Et je suis évidemment et
énormément partial : je suis écrivain, souvent écrivain de fiction.
J’écris pour les enfants et pour les adultes. Pendant environ 30 ans, j’ai
gagné ma vie à travers mes mots, principalement en inventant des choses et en
les couchant sur le papier. C’est bien sûr dans mon intérêt que les gens
lisent, qu’ils lisent de la fiction, que les bibliothèques et les
bibliothécaires existent et aident à promouvoir l’amour de la lecture et les
endroits où lire est possible.
Je suis partial en tant
qu’auteur. Mais je suis bien plus partial en tant que lecteur. Et encore bien
plus en tant que citoyen britannique.
Et je suis ici ce soir, parlant
sous les auspices de la Reading Agency : une œuvre de charité qui a pour
mission de donner à chacun une égalité des chances dans la vie en aidant les
gens à devenir des lecteurs confiants et enthousiastes. Cette charité soutient
les programmes d’alphabétisation ainsi que les librairies et les individus et
encourage purement et simplement la lecture parce que, nous disent-ils, tout
change quand on lit.
Et c’est à propos de ce
changement et de cette activité qu’est la lecture dont je suis venu vous parler
ce soir. Je veux vous parler de ce que procure la lecture. En quoi c’est bon.
L'utilité de la fiction
Un jour que j’étais à New-York,
j’ai entendu une discussion à propos de la construction de prisons privées –
une énorme industrie florissante aux Etats-Unis. L’industrie pénitentiaire a
besoin de planifier sa future expansion : de combien de cellules
auront-ils besoin ? Combien y aura-t-il de prisonniers dans 15 ans ?

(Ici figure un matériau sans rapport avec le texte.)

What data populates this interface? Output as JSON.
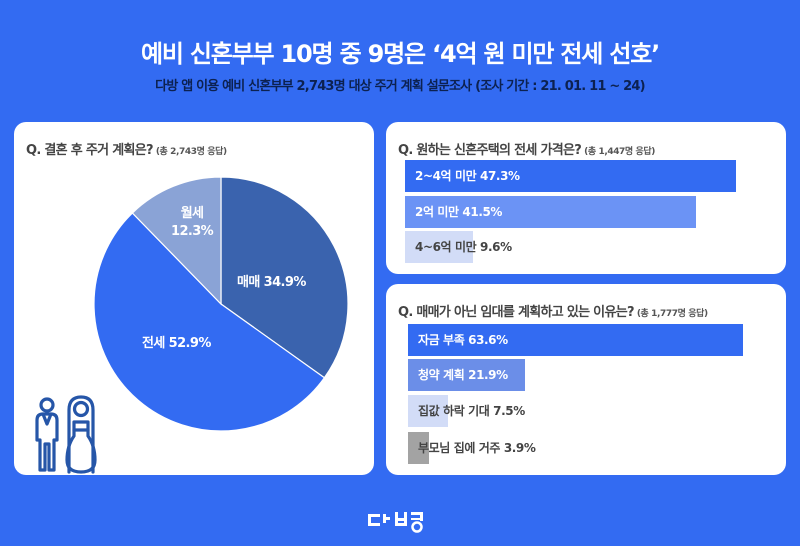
{
  "header": {
    "title": "예비 신혼부부 10명 중 9명은 ‘4억 원 미만 전세 선호’",
    "subtitle": "다방 앱 이용 예비 신혼부부 2,743명 대상 주거 계획 설문조사 (조사 기간 : 21. 01. 11 ~ 24)"
  },
  "cards": {
    "housing_plan": {
      "question": "Q. 결혼 후 주거 계획은?",
      "respondents": "(총 2,743명 응답)",
      "slices": [
        {
          "label": "매매 34.9%",
          "name": "매매",
          "value": 34.9,
          "color": "#3a63ae"
        },
        {
          "label": "전세 52.9%",
          "name": "전세",
          "value": 52.9,
          "color": "#336bf2"
        },
        {
          "label_line1": "월세",
          "label_line2": "12.3%",
          "name": "월세",
          "value": 12.3,
          "color": "#8aa3d6"
        }
      ],
      "icon": "bride-groom-icon"
    },
    "jeonse_price": {
      "question": "Q. 원하는 신혼주택의 전세 가격은?",
      "respondents": "(총 1,447명 응답)",
      "bars": [
        {
          "label": "2~4억 미만 47.3%",
          "value": 47.3,
          "color": "#336bf2",
          "text_color": "#ffffff"
        },
        {
          "label": "2억 미만 41.5%",
          "value": 41.5,
          "color": "#6b93f5",
          "text_color": "#ffffff"
        },
        {
          "label": "4~6억 미만 9.6%",
          "value": 9.6,
          "color": "#d2dcf7",
          "text_color": "#444444"
        }
      ]
    },
    "rent_reason": {
      "question": "Q. 매매가 아닌 임대를 계획하고 있는 이유는?",
      "respondents": "(총 1,777명 응답)",
      "bars": [
        {
          "label": "자금 부족 63.6%",
          "value": 63.6,
          "color": "#336bf2",
          "text_color": "#ffffff"
        },
        {
          "label": "청약 계획 21.9%",
          "value": 21.9,
          "color": "#6b8ee8",
          "text_color": "#ffffff"
        },
        {
          "label": "집값 하락 기대 7.5%",
          "value": 7.5,
          "color": "#d2dcf7",
          "text_color": "#444444"
        },
        {
          "label": "부모님 집에 거주 3.9%",
          "value": 3.9,
          "color": "#a3a3a3",
          "text_color": "#444444"
        }
      ]
    }
  },
  "footer": {
    "logo": "dabang-logo"
  },
  "chart_data": [
    {
      "type": "pie",
      "title": "Q. 결혼 후 주거 계획은? (총 2,743명 응답)",
      "categories": [
        "매매",
        "전세",
        "월세"
      ],
      "values": [
        34.9,
        52.9,
        12.3
      ],
      "unit": "%"
    },
    {
      "type": "bar",
      "orientation": "horizontal",
      "title": "Q. 원하는 신혼주택의 전세 가격은? (총 1,447명 응답)",
      "categories": [
        "2~4억 미만",
        "2억 미만",
        "4~6억 미만"
      ],
      "values": [
        47.3,
        41.5,
        9.6
      ],
      "unit": "%"
    },
    {
      "type": "bar",
      "orientation": "horizontal",
      "title": "Q. 매매가 아닌 임대를 계획하고 있는 이유는? (총 1,777명 응답)",
      "categories": [
        "자금 부족",
        "청약 계획",
        "집값 하락 기대",
        "부모님 집에 거주"
      ],
      "values": [
        63.6,
        21.9,
        7.5,
        3.9
      ],
      "unit": "%"
    }
  ]
}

Ils pensaient que ce serait très facile à prédire grâce à un simple algorithme,
conçu sur le pourcentage du nombre d’enfants de 10-11 ans qui ne savent pas
lire. Et qui ne liront certainement pas pour le plaisir.
Ce n’est pas un entretien
particulier : on ne peut pas dire qu’une société lettrée ne connaît pas la
criminalité. Mais il y a de nombreuses corrélations.

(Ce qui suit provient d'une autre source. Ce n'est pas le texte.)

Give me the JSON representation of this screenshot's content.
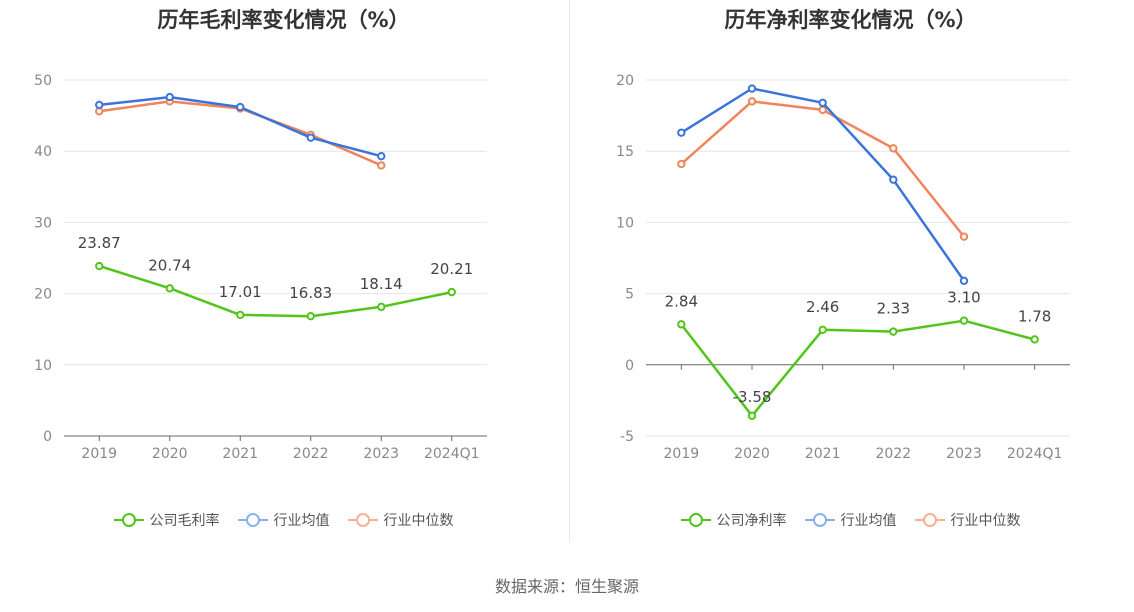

Et je pense que certaines d’entre
elles, les plus simples, viennent de quelque chose de très simple aussi. Les
personnes lettrées lisent de la fiction.
La fiction a deux utilités. Tout
d’abord, c’est une porte ouverte à l’addiction de la lecture. La volonté de
savoir ce qu’il va arriver ensuite, l’envie de tourner la page, le besoin de
continuer, même si c’est difficile parce que quelqu’un est en mauvaise posture
et que l’on désire absolument savoir comment cela va se finir... C’est une
réelle volonté. Ça vous force à apprendre de nouveaux mots, à penser de
nouvelles choses, à continuer ; de découvrir qu’en soi, lire est agréable.
Une fois que l’on a compris cela, on est sur le point de pouvoir tout lire.
Lire est la clé. Il y a quelques années, des bruits ont couru comme quoi nous
vivrions dans un monde post-lettré, dans lequel la capacité de donner sens à
des mots écrits avait d’une certaine manière disparu, mais ces jours là sont
finis : les mots sont plus importants qu’ils ne l’ont jamais été :
nous naviguons à travers le monde par les mots et alors que le monde glisse
vers le web, nous devons suivre, communiquer et comprendre ce que nous lisons.
Les gens qui ne se comprennent pas ne peuvent pas échanger d’idées, ne peuvent pas
communiquer et les programmes de traductions s’arrêtent à un certain point.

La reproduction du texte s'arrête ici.